Yıllar sonra Kadırga'da büyümüş biri olarak panel sonrası Sultanahmet Meydanı'nı görmediğimi fark ettim. Üniversite dersleri, öğrenci ve halk birlikte yapılacak, "tarihi mekanlarda ders verenler" arşivine ismini yazdırmış ustaların sesleri "Türk Edebiyat Vakfı" gibi binaların kubbelerinde geleceğe iz bırakacaktı.

Proje önerimi sundum ve Nazif Gürdoğan hocamızın dediği gibi, "Elinde balın olsun arı Bağdat'tan gelir" sözüne binaen, balımı sunmuş oldum.

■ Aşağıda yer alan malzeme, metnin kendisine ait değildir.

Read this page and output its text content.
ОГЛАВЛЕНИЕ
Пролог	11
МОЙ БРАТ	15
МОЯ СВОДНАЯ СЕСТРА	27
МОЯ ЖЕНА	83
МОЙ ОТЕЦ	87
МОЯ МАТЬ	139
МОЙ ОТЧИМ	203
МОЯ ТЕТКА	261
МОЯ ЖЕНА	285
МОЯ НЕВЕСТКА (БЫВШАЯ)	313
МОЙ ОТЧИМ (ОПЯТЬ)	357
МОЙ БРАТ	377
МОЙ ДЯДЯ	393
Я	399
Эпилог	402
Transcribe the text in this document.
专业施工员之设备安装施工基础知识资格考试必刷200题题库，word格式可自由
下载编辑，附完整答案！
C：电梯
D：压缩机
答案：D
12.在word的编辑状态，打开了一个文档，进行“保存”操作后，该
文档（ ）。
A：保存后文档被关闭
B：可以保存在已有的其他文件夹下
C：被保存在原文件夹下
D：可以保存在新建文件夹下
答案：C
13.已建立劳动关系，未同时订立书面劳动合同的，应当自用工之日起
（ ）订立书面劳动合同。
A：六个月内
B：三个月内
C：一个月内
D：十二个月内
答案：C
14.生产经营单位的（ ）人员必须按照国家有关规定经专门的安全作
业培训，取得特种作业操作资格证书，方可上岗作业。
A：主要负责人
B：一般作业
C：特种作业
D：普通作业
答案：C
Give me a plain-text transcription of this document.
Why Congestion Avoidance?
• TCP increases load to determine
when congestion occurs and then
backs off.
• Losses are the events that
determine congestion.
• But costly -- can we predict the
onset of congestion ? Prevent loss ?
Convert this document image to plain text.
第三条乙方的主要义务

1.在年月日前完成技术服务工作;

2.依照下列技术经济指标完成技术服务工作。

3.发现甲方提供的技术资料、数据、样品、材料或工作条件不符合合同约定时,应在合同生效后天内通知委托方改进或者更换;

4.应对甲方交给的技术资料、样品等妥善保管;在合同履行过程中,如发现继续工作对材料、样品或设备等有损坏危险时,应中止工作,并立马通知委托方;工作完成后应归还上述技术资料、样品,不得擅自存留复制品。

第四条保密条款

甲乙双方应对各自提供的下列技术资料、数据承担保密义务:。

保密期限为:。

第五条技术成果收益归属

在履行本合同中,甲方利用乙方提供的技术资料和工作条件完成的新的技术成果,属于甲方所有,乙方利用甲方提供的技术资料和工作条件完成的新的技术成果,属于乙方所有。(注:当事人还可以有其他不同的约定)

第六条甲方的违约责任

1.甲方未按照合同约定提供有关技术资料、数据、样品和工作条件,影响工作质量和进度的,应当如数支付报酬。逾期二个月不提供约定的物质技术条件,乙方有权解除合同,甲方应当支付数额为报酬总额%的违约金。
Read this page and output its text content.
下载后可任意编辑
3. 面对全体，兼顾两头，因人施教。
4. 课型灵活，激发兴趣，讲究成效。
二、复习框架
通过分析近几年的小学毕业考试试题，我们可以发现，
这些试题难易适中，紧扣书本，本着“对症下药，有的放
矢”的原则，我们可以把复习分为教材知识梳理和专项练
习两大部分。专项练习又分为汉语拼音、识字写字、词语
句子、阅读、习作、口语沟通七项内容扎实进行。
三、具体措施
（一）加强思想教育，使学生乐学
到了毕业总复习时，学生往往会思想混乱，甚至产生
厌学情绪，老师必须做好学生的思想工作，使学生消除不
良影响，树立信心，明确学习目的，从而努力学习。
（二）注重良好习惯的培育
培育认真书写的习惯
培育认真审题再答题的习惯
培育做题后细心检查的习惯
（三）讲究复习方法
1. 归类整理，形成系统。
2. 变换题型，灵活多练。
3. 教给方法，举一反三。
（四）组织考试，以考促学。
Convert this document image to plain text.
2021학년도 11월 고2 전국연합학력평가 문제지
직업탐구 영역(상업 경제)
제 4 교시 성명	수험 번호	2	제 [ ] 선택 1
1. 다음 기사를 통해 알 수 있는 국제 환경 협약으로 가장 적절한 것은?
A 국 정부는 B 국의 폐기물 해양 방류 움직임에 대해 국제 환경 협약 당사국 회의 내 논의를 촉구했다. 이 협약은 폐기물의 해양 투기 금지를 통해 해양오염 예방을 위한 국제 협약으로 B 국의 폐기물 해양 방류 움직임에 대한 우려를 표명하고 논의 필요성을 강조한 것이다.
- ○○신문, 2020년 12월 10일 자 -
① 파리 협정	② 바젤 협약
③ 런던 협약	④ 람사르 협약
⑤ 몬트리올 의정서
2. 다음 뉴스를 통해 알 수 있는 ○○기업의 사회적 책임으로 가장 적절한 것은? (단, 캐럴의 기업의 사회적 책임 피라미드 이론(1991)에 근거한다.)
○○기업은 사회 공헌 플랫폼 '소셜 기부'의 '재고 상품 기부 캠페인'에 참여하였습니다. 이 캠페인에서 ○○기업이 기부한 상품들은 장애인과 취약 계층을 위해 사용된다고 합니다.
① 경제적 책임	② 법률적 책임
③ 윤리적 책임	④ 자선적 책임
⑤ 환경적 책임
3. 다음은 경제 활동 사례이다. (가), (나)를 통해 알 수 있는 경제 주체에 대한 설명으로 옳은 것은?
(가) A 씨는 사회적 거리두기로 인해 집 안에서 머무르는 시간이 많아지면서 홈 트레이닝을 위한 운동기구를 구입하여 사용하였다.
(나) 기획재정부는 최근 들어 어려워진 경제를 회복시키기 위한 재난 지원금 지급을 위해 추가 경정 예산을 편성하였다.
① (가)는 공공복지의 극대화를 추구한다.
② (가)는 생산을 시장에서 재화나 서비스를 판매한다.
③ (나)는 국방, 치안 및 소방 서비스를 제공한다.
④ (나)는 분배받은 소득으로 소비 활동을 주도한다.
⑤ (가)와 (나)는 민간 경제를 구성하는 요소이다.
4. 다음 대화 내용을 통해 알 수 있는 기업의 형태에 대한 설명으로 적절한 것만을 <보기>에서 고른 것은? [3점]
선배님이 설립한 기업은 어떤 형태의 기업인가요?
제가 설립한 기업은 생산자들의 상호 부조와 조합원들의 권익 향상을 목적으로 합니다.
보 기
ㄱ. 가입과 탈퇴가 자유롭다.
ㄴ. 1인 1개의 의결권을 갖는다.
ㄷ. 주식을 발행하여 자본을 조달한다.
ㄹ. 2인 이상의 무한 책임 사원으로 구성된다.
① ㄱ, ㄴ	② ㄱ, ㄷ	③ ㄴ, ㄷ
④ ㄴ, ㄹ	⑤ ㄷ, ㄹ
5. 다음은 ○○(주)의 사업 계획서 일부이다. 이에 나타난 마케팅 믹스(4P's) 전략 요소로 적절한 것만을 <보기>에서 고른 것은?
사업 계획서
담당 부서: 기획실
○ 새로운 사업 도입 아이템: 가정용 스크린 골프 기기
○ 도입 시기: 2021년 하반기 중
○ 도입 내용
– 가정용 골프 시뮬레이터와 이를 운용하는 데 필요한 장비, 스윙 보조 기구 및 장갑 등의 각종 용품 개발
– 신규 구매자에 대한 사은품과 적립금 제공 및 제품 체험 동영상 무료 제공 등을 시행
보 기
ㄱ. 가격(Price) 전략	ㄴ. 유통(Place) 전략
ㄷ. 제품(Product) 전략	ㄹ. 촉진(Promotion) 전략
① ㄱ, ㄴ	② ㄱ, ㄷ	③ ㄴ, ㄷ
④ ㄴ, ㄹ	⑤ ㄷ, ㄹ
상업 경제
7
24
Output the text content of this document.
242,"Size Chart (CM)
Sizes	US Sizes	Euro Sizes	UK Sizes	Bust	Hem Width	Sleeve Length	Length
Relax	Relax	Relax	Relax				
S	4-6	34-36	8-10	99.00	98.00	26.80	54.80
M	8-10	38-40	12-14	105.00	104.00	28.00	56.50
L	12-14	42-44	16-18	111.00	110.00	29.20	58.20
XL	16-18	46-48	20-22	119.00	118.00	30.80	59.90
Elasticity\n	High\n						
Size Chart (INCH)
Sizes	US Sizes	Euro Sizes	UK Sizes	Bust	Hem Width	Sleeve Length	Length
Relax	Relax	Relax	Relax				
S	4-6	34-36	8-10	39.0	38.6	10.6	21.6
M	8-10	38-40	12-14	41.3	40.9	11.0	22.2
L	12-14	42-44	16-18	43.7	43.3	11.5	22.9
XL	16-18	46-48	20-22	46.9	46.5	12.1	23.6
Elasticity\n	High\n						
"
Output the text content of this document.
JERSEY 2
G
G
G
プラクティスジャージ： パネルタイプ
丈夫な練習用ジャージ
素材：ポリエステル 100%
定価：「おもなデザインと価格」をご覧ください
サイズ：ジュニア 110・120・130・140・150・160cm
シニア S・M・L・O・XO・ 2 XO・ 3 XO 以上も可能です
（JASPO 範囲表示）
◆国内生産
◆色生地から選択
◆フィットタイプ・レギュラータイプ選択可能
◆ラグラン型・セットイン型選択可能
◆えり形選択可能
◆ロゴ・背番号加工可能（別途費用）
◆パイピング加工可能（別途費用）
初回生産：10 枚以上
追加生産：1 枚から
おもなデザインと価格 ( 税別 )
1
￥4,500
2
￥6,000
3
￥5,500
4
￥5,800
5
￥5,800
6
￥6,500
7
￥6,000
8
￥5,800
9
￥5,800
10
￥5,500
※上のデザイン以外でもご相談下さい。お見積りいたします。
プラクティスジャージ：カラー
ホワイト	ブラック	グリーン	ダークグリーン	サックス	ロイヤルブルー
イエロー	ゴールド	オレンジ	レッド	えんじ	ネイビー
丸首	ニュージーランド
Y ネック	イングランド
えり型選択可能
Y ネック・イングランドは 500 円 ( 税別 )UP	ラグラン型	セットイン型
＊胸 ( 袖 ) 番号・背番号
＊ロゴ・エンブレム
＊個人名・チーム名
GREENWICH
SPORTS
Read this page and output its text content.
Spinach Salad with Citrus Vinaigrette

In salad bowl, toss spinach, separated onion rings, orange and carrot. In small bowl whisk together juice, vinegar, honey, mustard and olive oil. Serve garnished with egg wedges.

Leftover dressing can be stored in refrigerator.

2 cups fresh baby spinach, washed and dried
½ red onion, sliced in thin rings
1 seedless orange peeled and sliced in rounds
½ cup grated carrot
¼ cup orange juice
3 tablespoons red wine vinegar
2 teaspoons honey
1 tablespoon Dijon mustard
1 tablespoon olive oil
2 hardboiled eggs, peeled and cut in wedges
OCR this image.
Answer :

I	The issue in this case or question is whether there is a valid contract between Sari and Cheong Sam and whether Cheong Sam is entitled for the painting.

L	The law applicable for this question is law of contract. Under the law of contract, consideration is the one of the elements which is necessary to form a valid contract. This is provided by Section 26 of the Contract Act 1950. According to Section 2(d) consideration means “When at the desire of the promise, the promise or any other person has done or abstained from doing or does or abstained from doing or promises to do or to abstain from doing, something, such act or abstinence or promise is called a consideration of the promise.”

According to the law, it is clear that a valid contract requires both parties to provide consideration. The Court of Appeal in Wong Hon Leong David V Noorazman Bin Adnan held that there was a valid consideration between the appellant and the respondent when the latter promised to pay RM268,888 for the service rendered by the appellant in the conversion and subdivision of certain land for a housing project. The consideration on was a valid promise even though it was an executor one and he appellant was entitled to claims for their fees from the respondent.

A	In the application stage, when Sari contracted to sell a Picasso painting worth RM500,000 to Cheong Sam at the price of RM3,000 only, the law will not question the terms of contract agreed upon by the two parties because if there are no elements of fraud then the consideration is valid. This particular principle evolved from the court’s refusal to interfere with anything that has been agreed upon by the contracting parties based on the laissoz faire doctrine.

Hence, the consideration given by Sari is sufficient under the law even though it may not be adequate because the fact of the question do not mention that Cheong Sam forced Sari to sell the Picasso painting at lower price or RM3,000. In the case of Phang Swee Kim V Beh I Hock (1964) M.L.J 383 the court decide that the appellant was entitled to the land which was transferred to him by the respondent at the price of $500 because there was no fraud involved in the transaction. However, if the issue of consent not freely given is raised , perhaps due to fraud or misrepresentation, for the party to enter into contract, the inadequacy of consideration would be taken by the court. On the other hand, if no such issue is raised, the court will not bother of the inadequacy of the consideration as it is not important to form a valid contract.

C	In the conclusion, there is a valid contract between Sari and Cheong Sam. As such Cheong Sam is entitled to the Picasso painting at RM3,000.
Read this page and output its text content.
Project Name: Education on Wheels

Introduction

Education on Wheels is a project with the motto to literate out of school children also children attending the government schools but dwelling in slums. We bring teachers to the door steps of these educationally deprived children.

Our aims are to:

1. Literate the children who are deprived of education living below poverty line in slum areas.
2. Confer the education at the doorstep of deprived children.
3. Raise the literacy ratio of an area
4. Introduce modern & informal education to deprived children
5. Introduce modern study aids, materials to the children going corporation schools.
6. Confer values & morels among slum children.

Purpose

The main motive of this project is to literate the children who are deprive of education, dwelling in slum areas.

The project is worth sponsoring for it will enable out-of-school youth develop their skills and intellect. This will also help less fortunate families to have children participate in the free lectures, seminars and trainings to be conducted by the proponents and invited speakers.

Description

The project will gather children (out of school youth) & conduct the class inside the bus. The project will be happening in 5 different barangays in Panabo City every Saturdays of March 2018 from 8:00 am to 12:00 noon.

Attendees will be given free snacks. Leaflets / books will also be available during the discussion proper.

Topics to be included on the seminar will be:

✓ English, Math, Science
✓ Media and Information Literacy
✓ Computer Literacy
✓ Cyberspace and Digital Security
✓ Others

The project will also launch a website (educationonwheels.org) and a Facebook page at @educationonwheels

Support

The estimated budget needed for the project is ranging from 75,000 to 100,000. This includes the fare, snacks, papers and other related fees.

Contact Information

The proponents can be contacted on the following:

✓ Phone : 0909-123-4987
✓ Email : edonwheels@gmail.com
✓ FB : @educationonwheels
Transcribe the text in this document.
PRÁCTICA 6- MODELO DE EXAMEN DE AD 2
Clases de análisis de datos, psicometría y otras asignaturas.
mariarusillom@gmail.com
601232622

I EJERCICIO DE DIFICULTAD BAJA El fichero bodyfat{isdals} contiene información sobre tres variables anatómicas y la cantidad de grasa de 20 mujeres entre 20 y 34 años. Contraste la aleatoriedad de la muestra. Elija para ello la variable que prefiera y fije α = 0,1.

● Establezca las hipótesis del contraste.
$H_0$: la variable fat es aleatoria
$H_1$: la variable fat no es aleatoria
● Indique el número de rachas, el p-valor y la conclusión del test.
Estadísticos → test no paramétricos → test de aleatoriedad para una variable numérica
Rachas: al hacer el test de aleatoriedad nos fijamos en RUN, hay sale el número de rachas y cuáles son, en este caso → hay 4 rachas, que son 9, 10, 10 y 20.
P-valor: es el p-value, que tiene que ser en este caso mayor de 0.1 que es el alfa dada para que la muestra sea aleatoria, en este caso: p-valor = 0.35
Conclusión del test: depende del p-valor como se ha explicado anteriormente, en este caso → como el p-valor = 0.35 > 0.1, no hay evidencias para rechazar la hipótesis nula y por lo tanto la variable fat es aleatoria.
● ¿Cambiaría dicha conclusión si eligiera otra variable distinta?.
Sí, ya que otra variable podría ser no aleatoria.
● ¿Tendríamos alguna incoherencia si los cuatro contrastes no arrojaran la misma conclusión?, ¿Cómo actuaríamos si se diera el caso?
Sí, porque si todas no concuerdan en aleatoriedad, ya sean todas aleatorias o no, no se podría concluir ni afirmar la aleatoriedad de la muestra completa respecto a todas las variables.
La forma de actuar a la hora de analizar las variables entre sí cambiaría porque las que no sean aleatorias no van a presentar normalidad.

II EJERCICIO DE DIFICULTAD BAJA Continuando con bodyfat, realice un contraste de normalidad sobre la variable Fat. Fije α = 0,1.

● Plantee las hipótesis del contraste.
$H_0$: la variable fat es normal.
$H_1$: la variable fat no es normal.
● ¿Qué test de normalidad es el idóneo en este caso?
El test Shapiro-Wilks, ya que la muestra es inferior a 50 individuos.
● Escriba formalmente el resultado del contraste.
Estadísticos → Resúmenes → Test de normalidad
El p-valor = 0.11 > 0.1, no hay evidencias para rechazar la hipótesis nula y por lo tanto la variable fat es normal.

Bu hikayenin ilham verici yönü şu:

  • Farklı alanlardan gelen insanların bir araya gelmesiyle yeni fikirler ortaya çıkabilir. Paneldeki konuşmacıların fikirleri, final çalıştayları deneyimimizle birleşerek "Halka Açık Üniversite Dersleri" projesine dönüştü.
  • Tarihi mekanlar, eğitim ve kültürel faaliyetler için ilham kaynağı olabilir. Türk Edebiyat Vakfı'nın tarihi binası, bu projenin fikrini tetikledi.
  • Küçük bir fikir bile büyük bir değişime yol açabilir. Final derslerini farklı mekanlarda yapma fikri, "Halka Açık Üniversite Dersleri" projesine dönüşerek binlerce insanın ufkunu açabilir.

Umarım bu hikaye, sizleri de ilham verir ve kendi projelerinizi geliştirmenize teşvik eder.